Sunday, February 17, 2013

“Avaliação da funcionalidade na Síndrome de Turner: o uso do modelo da CIF”


Não percam mais uma atividade do  II Congresso Mineiro de Neuropsicologia, que acontecerá entre 17 e 20 de abril de 2013 na UFMG. A Andressa Moreira Antunes, pesquisadora do Laboratório de Neuropsicologia do Desenvolvimento (LND-UFMG) vai falar sobre funcionalidade na síndrome de Turner, a partir da perspectiva biopsicossocial da Classificação Internacional de Funcionalidade, Incapacidade e Saúde (CIF-OMS).

A síndrome de Turner é uma condição decorrente de alterações do segundo cromossoma sexual feminino, cromossoma X. Pode ser causada por uma deleção completa ou parcial de um cromossoma X, bem como por outros tipos de anomalias, tais como translocações ou cromossoma X em anel. As anomalias podem estar presentes apenas em uma fracção das células (mosaicismo).  Além do fenótipo somático, caracterizado por diversos graus de baixa estatura, alterações hormonais, malformações somáticas etc., o fenótipo cognitivo e comportamental é bastante característico (vide revisões em Kesler, 2007,  Ross et al., 2000). Um dos achados mais salientes é uma discrepância entre o QI verbal e o QI de execução. Estas pessoas apresentam geralmente uma inteligência verbal normal associada a dificuldades cognitivas específicas no domínio visoespacial, funções executivas e na aprendizagem da matemática. Dificuldades relacionadas a timidez e ansiedade social são também classicamente mencionadas (Kesler, 2007, Ross et al., 2000).

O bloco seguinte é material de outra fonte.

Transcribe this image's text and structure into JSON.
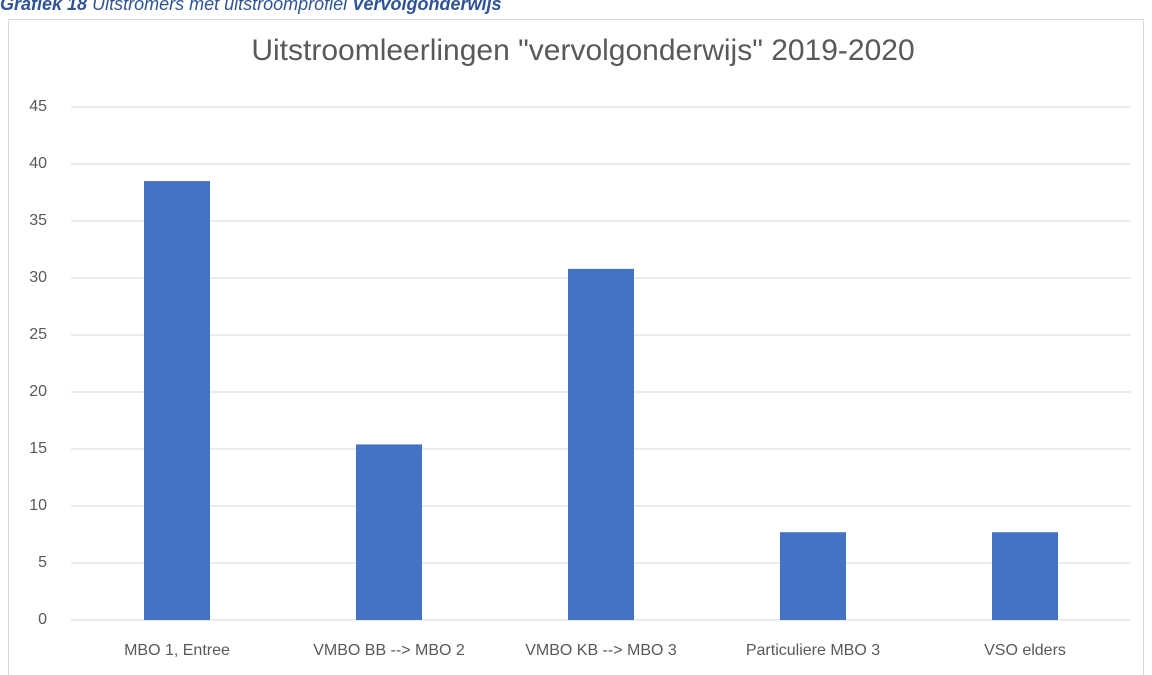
{
  "caption": {
    "label": "Grafiek 18",
    "text": "Uitstromers met uitstroomprofiel",
    "emphasis": "Vervolgonderwijs"
  },
  "chart_data": {
    "type": "bar",
    "title": "Uitstroomleerlingen \"vervolgonderwijs\" 2019-2020",
    "categories": [
      "MBO 1, Entree",
      "VMBO BB --> MBO 2",
      "VMBO KB --> MBO 3",
      "Particuliere MBO 3",
      "VSO elders"
    ],
    "values": [
      38.5,
      15.4,
      30.8,
      7.7,
      7.7
    ],
    "color": "#4472c4",
    "ylim": [
      0,
      45
    ],
    "yticks": [
      0,
      5,
      10,
      15,
      20,
      25,
      30,
      35,
      40,
      45
    ],
    "grid": true
  }
}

Para compreender o interesse pela funcionalidade na síndrome de Turner podemos começar por uma historinha acontecida há quase trinta anos. Um professor estava falando sobre deficiência intelectual numa daquelas disciplinas  introdutórias à psicologia (PSY 101) nos Estados Unidos, com centenas de alunos em um auditório. Uma moça levantou o dedo e disse que tinha um erro no livro escrito e adotado pelo professor. Lá no livro dizia que a síndrome de Turner seria uma causa de deficiência intelectual. A moça chamou atenção para o fato de que ela tinha síndrome de Turner e estava na faculdade. Ela acabou passando com conceito A. O professor teve que corrigir o livro na edição seguinte.

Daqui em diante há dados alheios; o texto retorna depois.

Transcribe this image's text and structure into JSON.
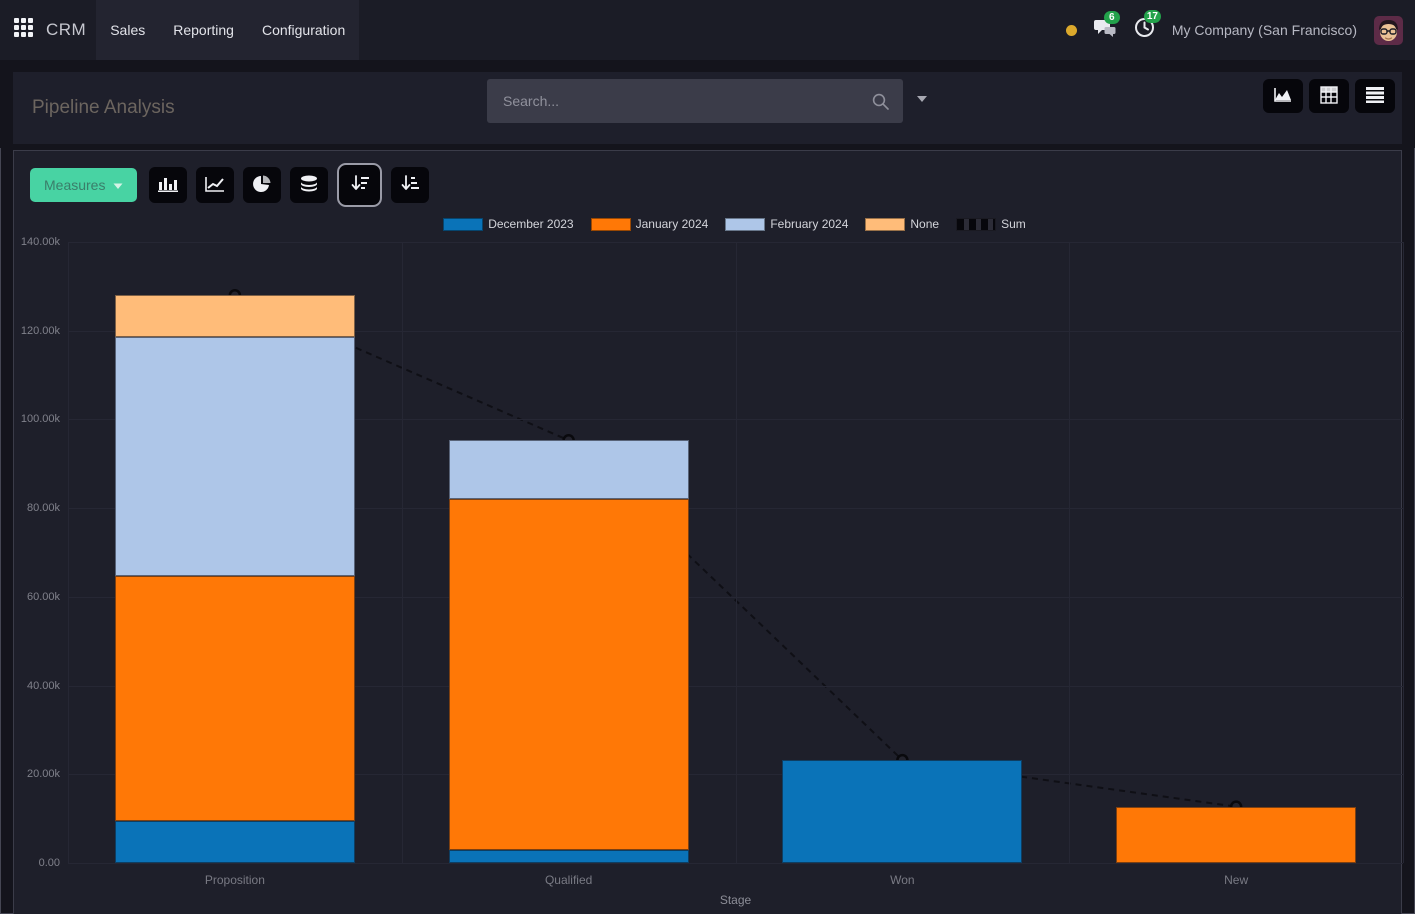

Se isto já era verdade há quase trinta anos atrás, imaginem hoje em dia. Mas não é verdade apenas para a síndrome de Turner. É verdade para todas as síndromes genéticas e para os fenômenos biológicos de um modo em geral. Uma característica distintiva dos fenômenos biológicos é a variabilidade interindividual. E isto vale também para as síndromes genéticas. Não existem dois indivíduos iguais. A variabilidade é imensa e este é um dos principais motivos pelos quais é muito difícil estabelecer um diagnóstico. Os profissionais fixam na cabeça um protótipo e só pensam no diagnóstico quando os sinais e sintomas são muito evidentes. Isto contribui para que a prevalência das síndromes genéticas pareça ser muito menor do que realmente é. Um grande número de casos simplesmente não é diagnosticado. E como não são diagnosticados, os indivíduos afetados, suas famílias e suas educadoras não se beneficiam dos conhecimentos advindos do diagnóstico. A síndrome de Turner (e outras) constituem um fator de risco para deficiência intelectual. Mas nem todos os indivíduos vão ser afetados e no mesmo grau. E a probabilidade de realizar um diagnóstico é menor quando o indivíduo não apresenta malformações graves ou deficiência intelectual.

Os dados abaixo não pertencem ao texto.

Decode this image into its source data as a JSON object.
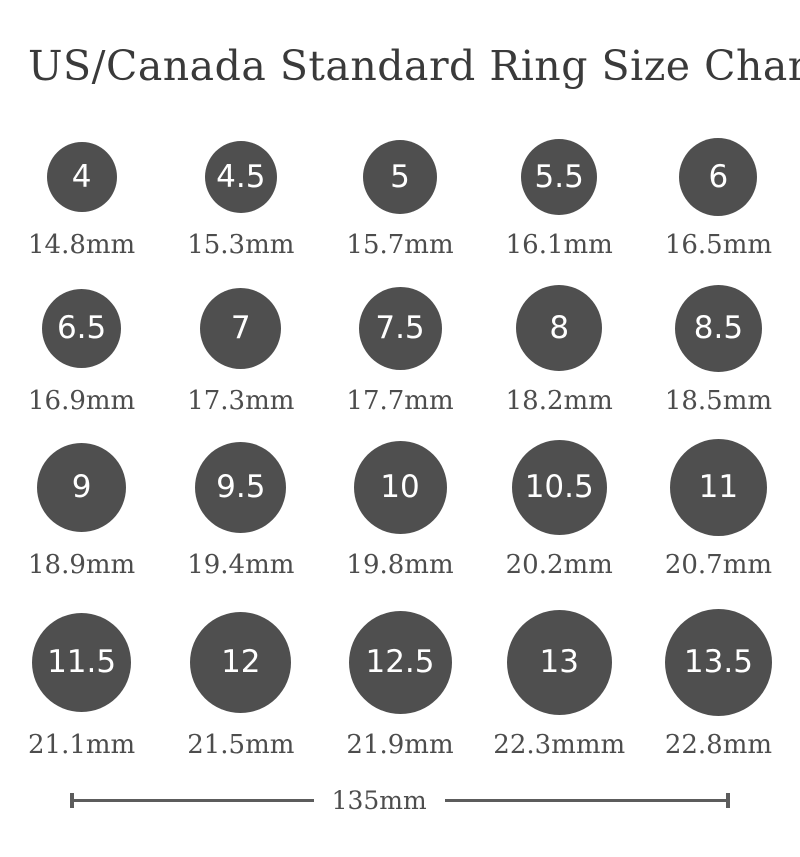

Esta questão da variabilidade é mais verdade ainda hoje, e principalmente no que se refere à síndrome de Turner. Uma parte da variabilidade fenotípica é relacionada à própria variabilidade dos mecanismos genéticos. Diferentes tipos de alterações cromossômicas, tais com mosaicismo e translocações, causam manifestações fenotípicas distintas. Mas tem também um fator adicional. A introdução do tratamento com hormônio de crescimento e estrógenos mudou completamente o panorama (Davenport et al., 2007). O tratamento permite uma normalização da aparência física, principalmente, no que se refere à estatura, mas também no desenvolvimento de características sexuais secundárias. Uma grande questão neuropsicológica atual é saber até que ponto o tratamento é eficiente na reversão no perfil específico de dificuldades de aprendizagem (Davenport, 2012). Ao invés de apresentarem deficiência intelectual, a maioria das pessoas afetadas tem dificuldades de aprendizagem, relacionadas a um perfil discrepante de habilidades. Como já foi mencionado, as dificuldades maiores são observadas nas áreas da cognição visoespacial e a na aprendizagem da matemática.  Considerando que a frequência de síndrome de Turner em nativivas é de 1/2000 (Davenport et al., 2007) e que  expectativa de vida vem aumentando progressivamente, podemos ficar imaginando quantas meninas que lutam com dificuldades de aprendizagem da matemática apresentam uma síndrome de Turner que não foi diagnosticada.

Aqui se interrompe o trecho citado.